Exclusive first look at Coalition’s new cyber claims dataGet the 2024 Cyber Claims Report

Coalition Claims Chronicles: Special counsel required to handle data breach


The last thing you want is to have your business disrupted by a cybersecurity failure. Nobody expects to be the victim of a ransomware attack, funds transfer loss, or data breach. But, once a cyber incident occurs, it’s important to know you have a team of experts ready to help you figure out what happened — and what happens next. This series shares real stories from Coalition policyholders who navigated a cyber insurance claim. The organizations will remain anonymous to protect their privacy and security.

Ransomware is more than just a type of malware — it is a criminal business model which allows attackers to profit by holding their victim’s data hostage. By now, we are all familiar with the most common risks associated with ransomware: loss of critical information and business interruption. However, when ransomware attacks involve data access and exfiltration, organizations face another type of risk: data breaches.

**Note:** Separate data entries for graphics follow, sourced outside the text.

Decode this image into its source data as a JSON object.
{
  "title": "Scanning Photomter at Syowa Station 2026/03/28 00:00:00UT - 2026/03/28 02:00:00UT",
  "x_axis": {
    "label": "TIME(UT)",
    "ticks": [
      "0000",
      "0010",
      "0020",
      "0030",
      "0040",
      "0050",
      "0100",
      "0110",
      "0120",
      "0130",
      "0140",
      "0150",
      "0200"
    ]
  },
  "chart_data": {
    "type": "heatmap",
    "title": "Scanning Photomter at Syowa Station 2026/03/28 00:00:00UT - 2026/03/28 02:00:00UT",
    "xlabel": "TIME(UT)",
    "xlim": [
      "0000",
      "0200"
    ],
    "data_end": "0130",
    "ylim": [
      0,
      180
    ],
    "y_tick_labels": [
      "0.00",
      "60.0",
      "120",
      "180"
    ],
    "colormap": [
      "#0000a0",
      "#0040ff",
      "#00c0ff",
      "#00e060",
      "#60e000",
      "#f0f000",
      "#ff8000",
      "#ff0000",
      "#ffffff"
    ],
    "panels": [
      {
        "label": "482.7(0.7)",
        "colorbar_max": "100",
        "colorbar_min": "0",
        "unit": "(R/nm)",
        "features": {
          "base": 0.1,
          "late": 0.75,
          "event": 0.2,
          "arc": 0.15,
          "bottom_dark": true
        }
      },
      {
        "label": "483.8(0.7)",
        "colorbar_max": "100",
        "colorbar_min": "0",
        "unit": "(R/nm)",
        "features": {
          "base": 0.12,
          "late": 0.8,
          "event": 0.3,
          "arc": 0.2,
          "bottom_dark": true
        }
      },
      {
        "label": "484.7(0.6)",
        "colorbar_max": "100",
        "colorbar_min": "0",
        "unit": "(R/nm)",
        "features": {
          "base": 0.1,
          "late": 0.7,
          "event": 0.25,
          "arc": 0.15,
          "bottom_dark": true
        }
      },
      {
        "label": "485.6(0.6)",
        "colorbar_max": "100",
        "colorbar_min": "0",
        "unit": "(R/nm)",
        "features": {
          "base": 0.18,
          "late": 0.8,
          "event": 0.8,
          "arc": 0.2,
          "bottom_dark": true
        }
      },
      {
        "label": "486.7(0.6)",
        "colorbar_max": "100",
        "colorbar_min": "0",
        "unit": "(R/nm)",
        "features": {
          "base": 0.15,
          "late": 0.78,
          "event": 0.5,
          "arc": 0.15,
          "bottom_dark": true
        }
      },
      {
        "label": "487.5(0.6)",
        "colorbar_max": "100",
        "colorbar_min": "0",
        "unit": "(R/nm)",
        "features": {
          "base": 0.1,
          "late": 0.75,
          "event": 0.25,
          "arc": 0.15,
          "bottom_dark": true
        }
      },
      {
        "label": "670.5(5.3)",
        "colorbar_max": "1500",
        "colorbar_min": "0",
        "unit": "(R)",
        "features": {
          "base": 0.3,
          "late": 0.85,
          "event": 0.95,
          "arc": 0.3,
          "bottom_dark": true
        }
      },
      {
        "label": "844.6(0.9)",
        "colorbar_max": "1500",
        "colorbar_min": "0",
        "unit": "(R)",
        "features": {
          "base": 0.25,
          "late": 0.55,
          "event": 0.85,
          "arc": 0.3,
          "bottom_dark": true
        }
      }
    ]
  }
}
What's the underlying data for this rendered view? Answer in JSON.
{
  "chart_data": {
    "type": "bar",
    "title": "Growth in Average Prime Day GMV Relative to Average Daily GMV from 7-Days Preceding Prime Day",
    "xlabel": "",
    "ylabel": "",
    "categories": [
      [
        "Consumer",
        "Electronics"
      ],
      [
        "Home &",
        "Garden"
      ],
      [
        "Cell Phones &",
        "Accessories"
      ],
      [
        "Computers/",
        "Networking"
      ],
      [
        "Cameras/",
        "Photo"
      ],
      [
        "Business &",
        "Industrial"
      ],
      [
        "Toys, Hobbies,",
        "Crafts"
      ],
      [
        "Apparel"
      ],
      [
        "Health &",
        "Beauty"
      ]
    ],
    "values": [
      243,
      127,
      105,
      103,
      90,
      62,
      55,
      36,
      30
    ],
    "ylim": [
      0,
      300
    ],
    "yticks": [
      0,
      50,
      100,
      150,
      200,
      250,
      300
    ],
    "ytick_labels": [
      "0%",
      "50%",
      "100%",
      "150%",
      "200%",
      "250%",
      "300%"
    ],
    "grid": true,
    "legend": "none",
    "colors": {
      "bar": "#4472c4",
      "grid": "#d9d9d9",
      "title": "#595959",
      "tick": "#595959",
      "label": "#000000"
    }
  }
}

A quick ransomware recovery

Early on July 10, 2021, the IT director for a construction company was surprised to discover their systems were inaccessible and their files encrypted  — they had been hit by HelloKitty ransomware. After discovering a ransom note, the policyholder shut down the impacted systems and contacted Coalition.

Forensic investigation determined that the threat actor compromised the policyholder via Sonicwall VPN, a tool used to facilitate remote access of Windows computers. Thankfully, the policyholder had backups of their mission-critical data and worked through the night to successfully restore systems in enough time for employees to resume work with minimal impact. Further, because the backups were viable and unaffected by the ransomware, there was no need to pay the ransom for a decryption key. Instead, the Coalition panel forensic vendor installed Carbon Black, an Endpoint Detection and Response (EDR) solution, to monitor their endpoints and prevent reinfection. Next, a manual data review vendor and breach counsel reviewed the exfiltrated data in preparation to notify individuals whose personal information was impacted.

When data exfiltration triggers reporting notifications

Ransomware attacks most commonly involve encrypting or deleting data stored on the victim’s network. However, it is becoming increasingly prevalent for threat actors to simultaneously exfiltrate data, transfer it to their external servers, and threaten its release or publication if the ransom is not paid. In this instance, the investigation revealed the threat actor had exfiltrated about 65,000 documents from the insured, which needed to be manually reviewed for whether they contained protected information which would trigger notice obligations. As part of our Breach Response coverage, Coalition helped bring in a data mining vendor to work with the policyholder. The vendor helped review the files to determine the impact and worked with breach counsel to determine what reporting notifications the policyholder would need to follow.

Depending on the industry and the location of the organization and impacted individuals, data breaches have a variety of reporting requirements. For example, the policyholder’s business operations spanned construction, manufacturing, and warehouse distribution. Their customers included the Department of Defense (DoD), which has unique and stringent notification obligations for security incidents. This meant the policyholder had to file a notification with the DoD, as required under Defense Federal Acquisition Regulation Supplement (DFARS).

DFARs is a set of regulations protecting the confidentiality of Controlled Unclassified Information (CUI) and applies to all DoD contractors. In this case, the policyholder had to work with counsel who had highly specialized DFARS knowledge and licensing. Additionally, Coalition panel breach counsel helped the policyholder notify and set up credit monitoring for the roughly 850 current and previous employees impacted by the data breach.

Have a plan for data breach prevention and remediation

A fundamental but uncomfortable truth about modern digital business is it’s not a matter of if you come under cyber attack but when. Attacks could be persistent, or your organization may be a target of opportunity. So having a plan in place before an incident occurs is critical.

Cyber criminals often seek to avoid detection, striking during long weekends or off-hours. A well-documented incident response plan is essential and must include specific steps for dealing with data breaches and cybersecurity controls designed to reduce the likelihood (e.g., robust patch management) and impact of a breach (e.g., data encryption).

Coalition offers a wealth of resources to help businesses implement good cybersecurity practices, including our Cybersecurity Guide, which outlines the basic tenets of a cybersecurity program — a critical factor in reducing your organization’s cyber risk.